Best Novella - Sun-daughters, Sea-daughters by Aimee Ogden

Publisher – Tordotcom

Published – Out Now

Price – £8.99 paperback £3.64 Kindle eBook

Gene-edited human clans have scattered throughout the galaxy, adapting themselves to environments as severe as the desert and the sea. Atuale, the daughter of a Sea-Clan lord, sparked a war by choosing her land-dwelling love and rejecting her place among her people. Now her husband and his clan are dying of a virulent plague, and Atuale’s sole hope for finding a cure is to travel off-planet. The one person she can turn to for help is the black-market mercenary known as the World Witch—and Atuale’s former lover. Time, politics, bureaucracy, and her own conflicted desires stand between Atuale and the hope for her adopted clan.

Retellings we are all used to in genre. Finding new angles on familiar stories is a great way to explore how social attitudes change over time. A lesser taken path though there are many examples is what comes next? Does everyone really live happy ever after in unchanging statis? This is an interesting angle explored in Aimee Ogden’s Sun-Daughters, Sea-Daughters that reimagines The Little Mermaid and what comes after in a far flung future alien world.

Atuale the royal daughter of a Sea-Clan royal fell in love with a member of the land-clan. She sought out the Witch Yanja and via their gene-editing off world technology technology Atuale found herself transformed and able to live on land banished from her family. But recently a new disease is striking all her new clan and now her partner Saareval is also very ill and likely to die Atuale seeks out Yanja to make another deal but this one will require them to face the stars and hidden secrets that will change their dynamic forever.
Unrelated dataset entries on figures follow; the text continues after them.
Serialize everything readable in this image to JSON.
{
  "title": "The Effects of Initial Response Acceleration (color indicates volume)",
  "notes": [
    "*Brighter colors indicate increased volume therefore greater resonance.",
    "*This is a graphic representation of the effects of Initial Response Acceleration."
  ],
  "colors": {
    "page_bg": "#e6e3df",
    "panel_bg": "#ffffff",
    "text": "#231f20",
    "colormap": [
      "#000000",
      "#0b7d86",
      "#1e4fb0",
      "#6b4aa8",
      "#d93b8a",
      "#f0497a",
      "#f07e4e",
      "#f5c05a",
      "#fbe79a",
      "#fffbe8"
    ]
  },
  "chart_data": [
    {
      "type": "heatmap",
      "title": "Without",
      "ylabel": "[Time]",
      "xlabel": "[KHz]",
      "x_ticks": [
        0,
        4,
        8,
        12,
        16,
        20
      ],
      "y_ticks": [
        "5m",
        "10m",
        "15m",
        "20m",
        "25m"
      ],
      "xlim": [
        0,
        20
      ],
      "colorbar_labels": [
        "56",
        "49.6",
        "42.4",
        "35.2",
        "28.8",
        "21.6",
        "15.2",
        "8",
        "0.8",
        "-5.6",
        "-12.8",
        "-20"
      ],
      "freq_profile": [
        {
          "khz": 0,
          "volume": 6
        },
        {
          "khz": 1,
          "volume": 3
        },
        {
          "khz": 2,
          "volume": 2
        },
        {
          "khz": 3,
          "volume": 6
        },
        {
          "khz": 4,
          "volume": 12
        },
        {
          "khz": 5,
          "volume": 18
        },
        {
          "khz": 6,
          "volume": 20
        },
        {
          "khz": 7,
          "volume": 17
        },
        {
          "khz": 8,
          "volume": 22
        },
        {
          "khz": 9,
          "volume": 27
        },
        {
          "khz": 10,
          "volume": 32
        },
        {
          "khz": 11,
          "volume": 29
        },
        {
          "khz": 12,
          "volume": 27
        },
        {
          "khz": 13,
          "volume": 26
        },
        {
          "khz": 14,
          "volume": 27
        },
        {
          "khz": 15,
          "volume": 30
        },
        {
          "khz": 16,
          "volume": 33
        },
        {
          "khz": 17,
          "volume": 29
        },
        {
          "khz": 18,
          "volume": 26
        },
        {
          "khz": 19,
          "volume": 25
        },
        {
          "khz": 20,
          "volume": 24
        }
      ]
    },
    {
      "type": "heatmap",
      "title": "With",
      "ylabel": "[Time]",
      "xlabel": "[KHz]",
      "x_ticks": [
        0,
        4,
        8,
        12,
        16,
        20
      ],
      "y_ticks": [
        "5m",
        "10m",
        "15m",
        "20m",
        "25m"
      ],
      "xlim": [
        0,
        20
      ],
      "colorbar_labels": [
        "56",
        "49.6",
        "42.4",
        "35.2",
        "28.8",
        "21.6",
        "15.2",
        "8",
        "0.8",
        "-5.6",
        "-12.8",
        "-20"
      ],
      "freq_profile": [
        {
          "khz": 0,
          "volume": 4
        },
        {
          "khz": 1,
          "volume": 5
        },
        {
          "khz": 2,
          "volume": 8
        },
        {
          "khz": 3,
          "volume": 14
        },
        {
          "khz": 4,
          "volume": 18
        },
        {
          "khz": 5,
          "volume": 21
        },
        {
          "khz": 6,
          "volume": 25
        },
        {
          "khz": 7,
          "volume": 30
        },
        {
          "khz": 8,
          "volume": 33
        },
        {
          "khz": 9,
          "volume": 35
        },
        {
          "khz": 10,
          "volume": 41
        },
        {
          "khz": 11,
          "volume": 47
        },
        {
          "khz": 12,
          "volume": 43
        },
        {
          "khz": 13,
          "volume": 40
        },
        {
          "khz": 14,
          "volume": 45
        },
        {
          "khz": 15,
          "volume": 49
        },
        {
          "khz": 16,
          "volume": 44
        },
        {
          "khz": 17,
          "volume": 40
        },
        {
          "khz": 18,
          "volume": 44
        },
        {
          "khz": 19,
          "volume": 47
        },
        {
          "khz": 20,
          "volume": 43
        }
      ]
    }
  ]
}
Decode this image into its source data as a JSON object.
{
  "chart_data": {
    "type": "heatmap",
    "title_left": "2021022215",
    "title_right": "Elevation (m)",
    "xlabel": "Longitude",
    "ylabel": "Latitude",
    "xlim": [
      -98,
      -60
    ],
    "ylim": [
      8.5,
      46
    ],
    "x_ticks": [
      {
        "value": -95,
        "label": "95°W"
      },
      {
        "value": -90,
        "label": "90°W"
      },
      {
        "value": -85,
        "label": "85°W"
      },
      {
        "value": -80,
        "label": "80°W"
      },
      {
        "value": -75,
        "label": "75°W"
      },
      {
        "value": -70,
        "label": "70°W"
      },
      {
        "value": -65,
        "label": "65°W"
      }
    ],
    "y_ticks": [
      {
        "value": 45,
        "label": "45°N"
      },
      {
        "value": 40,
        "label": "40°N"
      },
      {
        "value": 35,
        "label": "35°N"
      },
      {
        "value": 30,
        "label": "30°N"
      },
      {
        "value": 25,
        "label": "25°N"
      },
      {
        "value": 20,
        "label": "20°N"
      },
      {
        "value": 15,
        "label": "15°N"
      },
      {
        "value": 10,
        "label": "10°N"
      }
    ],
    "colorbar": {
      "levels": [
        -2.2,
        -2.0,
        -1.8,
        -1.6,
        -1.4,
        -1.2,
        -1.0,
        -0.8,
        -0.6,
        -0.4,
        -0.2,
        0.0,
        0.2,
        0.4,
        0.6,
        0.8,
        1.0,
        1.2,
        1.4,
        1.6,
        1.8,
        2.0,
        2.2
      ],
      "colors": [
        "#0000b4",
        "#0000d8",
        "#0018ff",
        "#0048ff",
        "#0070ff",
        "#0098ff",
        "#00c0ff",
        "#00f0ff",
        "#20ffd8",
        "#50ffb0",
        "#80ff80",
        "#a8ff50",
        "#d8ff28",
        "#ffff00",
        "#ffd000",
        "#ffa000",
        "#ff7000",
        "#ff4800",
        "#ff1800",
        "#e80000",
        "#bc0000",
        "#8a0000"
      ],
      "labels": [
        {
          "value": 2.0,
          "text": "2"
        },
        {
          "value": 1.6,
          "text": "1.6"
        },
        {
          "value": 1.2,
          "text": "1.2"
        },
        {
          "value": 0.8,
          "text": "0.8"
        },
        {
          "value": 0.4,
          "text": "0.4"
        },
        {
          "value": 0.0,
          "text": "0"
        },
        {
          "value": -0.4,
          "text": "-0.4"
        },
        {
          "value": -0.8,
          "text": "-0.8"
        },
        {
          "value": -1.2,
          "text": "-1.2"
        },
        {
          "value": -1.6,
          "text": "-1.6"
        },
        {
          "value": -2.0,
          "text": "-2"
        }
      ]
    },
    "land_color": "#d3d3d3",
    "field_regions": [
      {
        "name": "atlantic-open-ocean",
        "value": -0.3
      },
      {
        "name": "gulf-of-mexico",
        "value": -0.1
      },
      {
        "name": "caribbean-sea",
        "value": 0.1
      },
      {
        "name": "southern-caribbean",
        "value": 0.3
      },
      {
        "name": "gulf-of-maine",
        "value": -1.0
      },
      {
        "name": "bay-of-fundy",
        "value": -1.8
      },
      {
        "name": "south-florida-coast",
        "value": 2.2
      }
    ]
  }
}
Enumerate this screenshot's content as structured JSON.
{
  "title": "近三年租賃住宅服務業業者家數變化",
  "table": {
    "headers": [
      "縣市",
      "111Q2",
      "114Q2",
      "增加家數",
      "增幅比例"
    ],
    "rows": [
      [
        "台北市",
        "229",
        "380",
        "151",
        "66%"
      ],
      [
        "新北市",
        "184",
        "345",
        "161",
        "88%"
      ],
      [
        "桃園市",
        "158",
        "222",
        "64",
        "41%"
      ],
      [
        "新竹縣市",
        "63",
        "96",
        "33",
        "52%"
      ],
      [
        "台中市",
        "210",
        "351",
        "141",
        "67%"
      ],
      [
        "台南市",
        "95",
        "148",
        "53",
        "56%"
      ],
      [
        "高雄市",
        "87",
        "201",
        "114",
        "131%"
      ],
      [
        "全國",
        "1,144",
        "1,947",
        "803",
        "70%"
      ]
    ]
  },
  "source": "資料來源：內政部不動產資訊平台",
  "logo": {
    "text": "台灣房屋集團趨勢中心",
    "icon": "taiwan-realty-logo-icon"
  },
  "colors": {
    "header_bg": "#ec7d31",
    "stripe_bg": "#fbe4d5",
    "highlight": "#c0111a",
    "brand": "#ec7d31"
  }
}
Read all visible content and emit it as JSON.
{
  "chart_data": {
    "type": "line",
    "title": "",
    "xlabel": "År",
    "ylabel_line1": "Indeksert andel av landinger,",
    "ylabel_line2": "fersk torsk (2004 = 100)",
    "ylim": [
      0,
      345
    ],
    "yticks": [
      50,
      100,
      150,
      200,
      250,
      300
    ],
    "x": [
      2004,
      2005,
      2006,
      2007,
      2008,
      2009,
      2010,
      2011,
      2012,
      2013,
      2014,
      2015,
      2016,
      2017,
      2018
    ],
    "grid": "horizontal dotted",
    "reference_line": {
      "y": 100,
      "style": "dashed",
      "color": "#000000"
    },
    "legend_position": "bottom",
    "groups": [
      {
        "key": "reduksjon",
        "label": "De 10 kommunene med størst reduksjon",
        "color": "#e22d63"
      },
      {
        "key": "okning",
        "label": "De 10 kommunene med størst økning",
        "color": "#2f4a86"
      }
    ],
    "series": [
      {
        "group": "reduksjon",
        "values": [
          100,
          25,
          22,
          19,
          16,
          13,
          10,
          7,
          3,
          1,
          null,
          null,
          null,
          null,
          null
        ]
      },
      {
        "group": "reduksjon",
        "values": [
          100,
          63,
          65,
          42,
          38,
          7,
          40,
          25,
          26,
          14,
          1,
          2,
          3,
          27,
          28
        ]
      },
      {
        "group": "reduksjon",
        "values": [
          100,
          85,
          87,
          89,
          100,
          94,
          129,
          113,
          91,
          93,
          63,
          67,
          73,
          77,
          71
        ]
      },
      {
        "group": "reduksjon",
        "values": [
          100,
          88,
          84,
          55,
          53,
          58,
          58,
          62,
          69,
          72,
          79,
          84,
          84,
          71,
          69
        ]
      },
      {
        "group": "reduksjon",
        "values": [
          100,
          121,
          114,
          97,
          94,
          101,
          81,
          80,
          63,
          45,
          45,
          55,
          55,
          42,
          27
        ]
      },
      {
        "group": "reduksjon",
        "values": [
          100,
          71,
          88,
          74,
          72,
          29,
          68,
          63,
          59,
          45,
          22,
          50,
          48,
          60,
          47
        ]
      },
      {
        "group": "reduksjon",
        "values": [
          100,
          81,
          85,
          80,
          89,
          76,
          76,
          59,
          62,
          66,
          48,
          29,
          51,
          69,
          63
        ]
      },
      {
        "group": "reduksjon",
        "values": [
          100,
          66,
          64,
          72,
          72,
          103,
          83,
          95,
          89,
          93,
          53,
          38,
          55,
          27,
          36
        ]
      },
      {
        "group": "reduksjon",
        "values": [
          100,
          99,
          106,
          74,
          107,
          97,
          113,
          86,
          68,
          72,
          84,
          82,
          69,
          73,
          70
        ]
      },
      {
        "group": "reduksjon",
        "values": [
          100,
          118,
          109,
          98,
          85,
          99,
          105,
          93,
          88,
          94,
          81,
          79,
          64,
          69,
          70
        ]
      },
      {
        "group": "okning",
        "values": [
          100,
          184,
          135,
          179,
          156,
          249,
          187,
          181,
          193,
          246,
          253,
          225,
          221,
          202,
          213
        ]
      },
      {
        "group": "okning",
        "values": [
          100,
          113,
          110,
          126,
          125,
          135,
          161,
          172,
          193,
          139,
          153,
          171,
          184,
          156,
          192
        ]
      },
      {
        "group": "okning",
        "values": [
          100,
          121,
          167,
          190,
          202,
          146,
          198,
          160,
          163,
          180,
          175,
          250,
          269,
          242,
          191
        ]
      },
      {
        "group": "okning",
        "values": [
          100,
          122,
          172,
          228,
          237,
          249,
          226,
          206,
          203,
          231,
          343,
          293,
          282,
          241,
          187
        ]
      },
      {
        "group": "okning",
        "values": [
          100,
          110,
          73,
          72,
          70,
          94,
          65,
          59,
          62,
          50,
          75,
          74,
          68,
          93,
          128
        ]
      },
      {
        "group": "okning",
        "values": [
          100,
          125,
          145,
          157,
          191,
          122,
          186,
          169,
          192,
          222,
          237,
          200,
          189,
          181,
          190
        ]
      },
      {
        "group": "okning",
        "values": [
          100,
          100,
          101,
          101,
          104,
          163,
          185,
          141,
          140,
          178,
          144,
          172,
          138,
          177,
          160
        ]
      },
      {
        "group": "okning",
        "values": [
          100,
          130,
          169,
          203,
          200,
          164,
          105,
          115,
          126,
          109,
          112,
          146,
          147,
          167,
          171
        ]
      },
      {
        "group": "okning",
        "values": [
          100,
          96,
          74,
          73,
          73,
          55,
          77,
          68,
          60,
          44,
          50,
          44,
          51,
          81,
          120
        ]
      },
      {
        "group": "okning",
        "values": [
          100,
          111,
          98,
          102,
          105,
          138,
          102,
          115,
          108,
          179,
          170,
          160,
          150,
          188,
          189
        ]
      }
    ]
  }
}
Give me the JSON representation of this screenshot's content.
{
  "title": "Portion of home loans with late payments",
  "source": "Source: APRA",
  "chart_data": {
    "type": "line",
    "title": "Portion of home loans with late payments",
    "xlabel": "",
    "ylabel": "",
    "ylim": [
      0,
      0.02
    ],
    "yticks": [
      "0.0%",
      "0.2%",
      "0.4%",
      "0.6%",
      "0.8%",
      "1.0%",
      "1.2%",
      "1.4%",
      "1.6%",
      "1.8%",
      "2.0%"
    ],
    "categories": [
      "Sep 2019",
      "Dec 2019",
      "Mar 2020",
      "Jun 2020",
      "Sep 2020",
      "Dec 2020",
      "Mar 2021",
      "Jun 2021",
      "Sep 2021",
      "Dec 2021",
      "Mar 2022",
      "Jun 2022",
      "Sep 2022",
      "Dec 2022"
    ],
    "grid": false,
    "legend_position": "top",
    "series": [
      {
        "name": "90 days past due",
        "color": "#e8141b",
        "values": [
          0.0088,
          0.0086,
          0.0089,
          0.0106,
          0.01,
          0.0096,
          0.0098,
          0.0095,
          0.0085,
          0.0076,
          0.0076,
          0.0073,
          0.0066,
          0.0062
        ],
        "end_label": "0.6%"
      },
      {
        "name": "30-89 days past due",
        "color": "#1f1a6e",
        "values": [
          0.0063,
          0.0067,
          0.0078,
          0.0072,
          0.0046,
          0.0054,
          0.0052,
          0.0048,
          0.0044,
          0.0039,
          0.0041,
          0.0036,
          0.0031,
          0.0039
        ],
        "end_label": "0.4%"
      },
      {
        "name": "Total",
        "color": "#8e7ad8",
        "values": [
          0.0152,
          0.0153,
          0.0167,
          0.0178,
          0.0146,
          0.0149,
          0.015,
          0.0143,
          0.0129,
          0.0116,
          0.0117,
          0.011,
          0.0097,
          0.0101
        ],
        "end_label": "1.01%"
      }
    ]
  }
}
I’ve had a mixed reaction to this story and I’m going to caveat that I loathe the Little Mermaid tale so I may be biased. On the one hand what really works for me is the world building and cultyres that Ogden has created. The land and sea cultures; the technology that allows life to edit genes and then we go off world and find all sorts of varieties of human life. There is a nice message here about humanity treating those in need appropriately which in a post 2020 world is for me feeling very true and honest. I really enjoyed the character of Yanja the Witch who we find has now changed themselves to male and here is not a villain but more someone with their own agency and investment in Atuale which is well explored. This world has depth and history to it which is not easy to do in a novella.

My issue was Atuale our central character and narrator just feels very one note. They do this then that and then this. While I sense the idea is to show us that Atuale is just someone who always wants to see and do more they came across as someone who just did what they pleased and there are little consequences for that behaviour. I didn’t really buy the way the relationship with Yanja unfurled and even the restraint that eventually captures Atuale at the end doesn’t feel so strong a choice. As such I never felt too invested in the mercy mission and what would happen next.

Sun-Daughters, Sea-Daughters was a interesting read and demonstrates a writer who is certainly capable of creative science fiction stories. While it hasn’t grabbed me in this story this may be more due to my natural biases against the original story, I think others may find this an interesting tale.